Les origines des IGA Kumihimo (Braiding) sont anciennes, remontant, dit-on, à une époque antérieure à la période de Nara.
Durant l'époque Heian, des cordes tressées élaborées étaient utilisées pour la confection d'objets religieux bouddhistes et shintoïstes, tels que des cordons plats, des rouleaux de sutra, des paniers de fleurs et des bannières, selon la technique de tressage Karakumi. Avec l'essor de la classe des samouraïs, la production de cordes pour armures et épées s'intensifia, donnant naissance à une culture de la corde tressée centrée sur l'équipement militaire.
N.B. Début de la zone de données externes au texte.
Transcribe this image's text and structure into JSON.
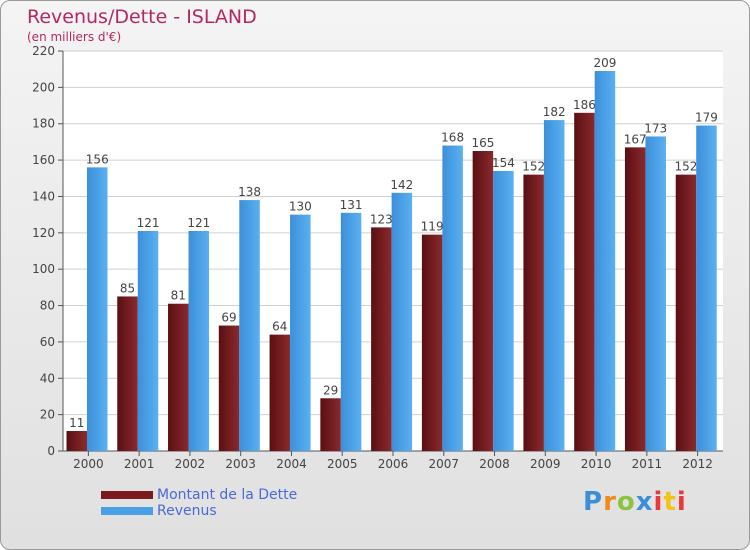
{
  "chart_data": {
    "type": "bar",
    "title": "Revenus/Dette - ISLAND",
    "subtitle": "(en milliers d'€)",
    "categories": [
      "2000",
      "2001",
      "2002",
      "2003",
      "2004",
      "2005",
      "2006",
      "2007",
      "2008",
      "2009",
      "2010",
      "2011",
      "2012"
    ],
    "series": [
      {
        "name": "Montant de la Dette",
        "color": "#7a1a1e",
        "values": [
          11,
          85,
          81,
          69,
          64,
          29,
          123,
          119,
          165,
          152,
          186,
          167,
          152
        ]
      },
      {
        "name": "Revenus",
        "color": "#4aa0e6",
        "values": [
          156,
          121,
          121,
          138,
          130,
          131,
          142,
          168,
          154,
          182,
          209,
          173,
          179
        ]
      }
    ],
    "ylim": [
      0,
      220
    ],
    "yticks": [
      0,
      20,
      40,
      60,
      80,
      100,
      120,
      140,
      160,
      180,
      200,
      220
    ],
    "grid": true,
    "legend_position": "bottom-left"
  },
  "logo": {
    "letters": [
      "P",
      "r",
      "o",
      "x",
      "i",
      "t",
      "i"
    ],
    "icon": "proxiti-logo"
  }
}
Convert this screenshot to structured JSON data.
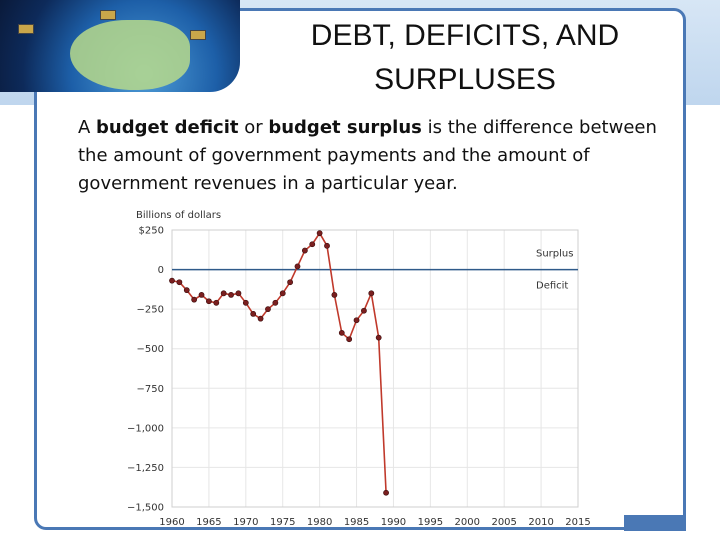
{
  "slide": {
    "title": "DEBT, DEFICITS, AND SURPLUSES",
    "body": {
      "part1": "A ",
      "term1": "budget deficit",
      "part2": " or ",
      "term2": "budget surplus",
      "part3": " is the difference between the amount of government payments and the amount of government revenues in a particular year."
    },
    "colors": {
      "frame": "#4a78b5",
      "series_line": "#c0392b",
      "marker": "#7a1f1f",
      "zero_line": "#2f5a8a"
    }
  },
  "chart_data": {
    "type": "line",
    "unit_label": "Billions of dollars",
    "xlim": [
      1960,
      2015
    ],
    "ylim": [
      -1500,
      250
    ],
    "x_ticks": [
      1960,
      1965,
      1970,
      1975,
      1980,
      1985,
      1990,
      1995,
      2000,
      2005,
      2010,
      2015
    ],
    "y_ticks": [
      250,
      0,
      -250,
      -500,
      -750,
      -1000,
      -1250,
      -1500
    ],
    "y_tick_labels": [
      "$250",
      "0",
      "−250",
      "−500",
      "−750",
      "−1,000",
      "−1,250",
      "−1,500"
    ],
    "x_tick_labels": [
      "1960",
      "1965",
      "1970",
      "1975",
      "1980",
      "1985",
      "1990",
      "1995",
      "2000",
      "2005",
      "2010",
      "2015"
    ],
    "annotations": {
      "surplus": "Surplus",
      "deficit": "Deficit"
    },
    "series": [
      {
        "x": [
          1960,
          1961,
          1962,
          1963,
          1964,
          1965,
          1966,
          1967,
          1968,
          1969,
          1970,
          1971,
          1972,
          1973,
          1974,
          1975,
          1976,
          1977,
          1978,
          1979,
          1980,
          1981,
          1982,
          1983,
          1984,
          1985,
          1986,
          1987,
          1988,
          1989
        ],
        "y": [
          -70,
          -80,
          -130,
          -190,
          -160,
          -200,
          -210,
          -150,
          -160,
          -150,
          -210,
          -280,
          -310,
          -250,
          -210,
          -150,
          -80,
          20,
          120,
          160,
          230,
          150,
          -160,
          -400,
          -440,
          -320,
          -260,
          -150,
          -430,
          -1410
        ],
        "x_years": [
          1960,
          1961,
          1962,
          1963,
          1964,
          1965,
          1966,
          1967,
          1968,
          1969,
          1970,
          1971,
          1972,
          1973,
          1974,
          1975,
          1976,
          1977,
          1978,
          1979,
          1980,
          1981,
          1982,
          1983,
          1984,
          1985,
          1986,
          1987,
          1988,
          1989
        ]
      }
    ]
  }
}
Après l'édit d'abolition du sabre et l'effondrement de la société des samouraïs, les techniques de tressage traditionnelles de l'époque Edo furent préservées et utilisées pour la confection des ceintures obi et des haori, éléments essentiels du vêtement traditionnel japonais.

  • Technologie/techniques/matières premières

    Technologie/techniques

    1. La teinture du fil doit être effectuée par « teinture intégrale », « teinture par nouage » ou « teinture par dégradé ».

    2. Pour l'assemblage, utilisez un support haut (y compris un « support de frappe lourd » ; la même chose s'applique ci-après), un support rond, un support carré, un support en bambou ou un support intérieur.
    (1) Lorsque vous utilisez un support surélevé ou un support en bambou, utilisez une spatule pour « frapper ».
    (2) Lors de la création d'un motif à l'aide d'une base surélevée, la méthode du « motif en bois de cerf » doit être utilisée.

     

    matières premières

    1. Les fils utilisés doivent être de la soie brute ou des fils de soie de qualité équivalente, ou des fils d'or ou d'argent.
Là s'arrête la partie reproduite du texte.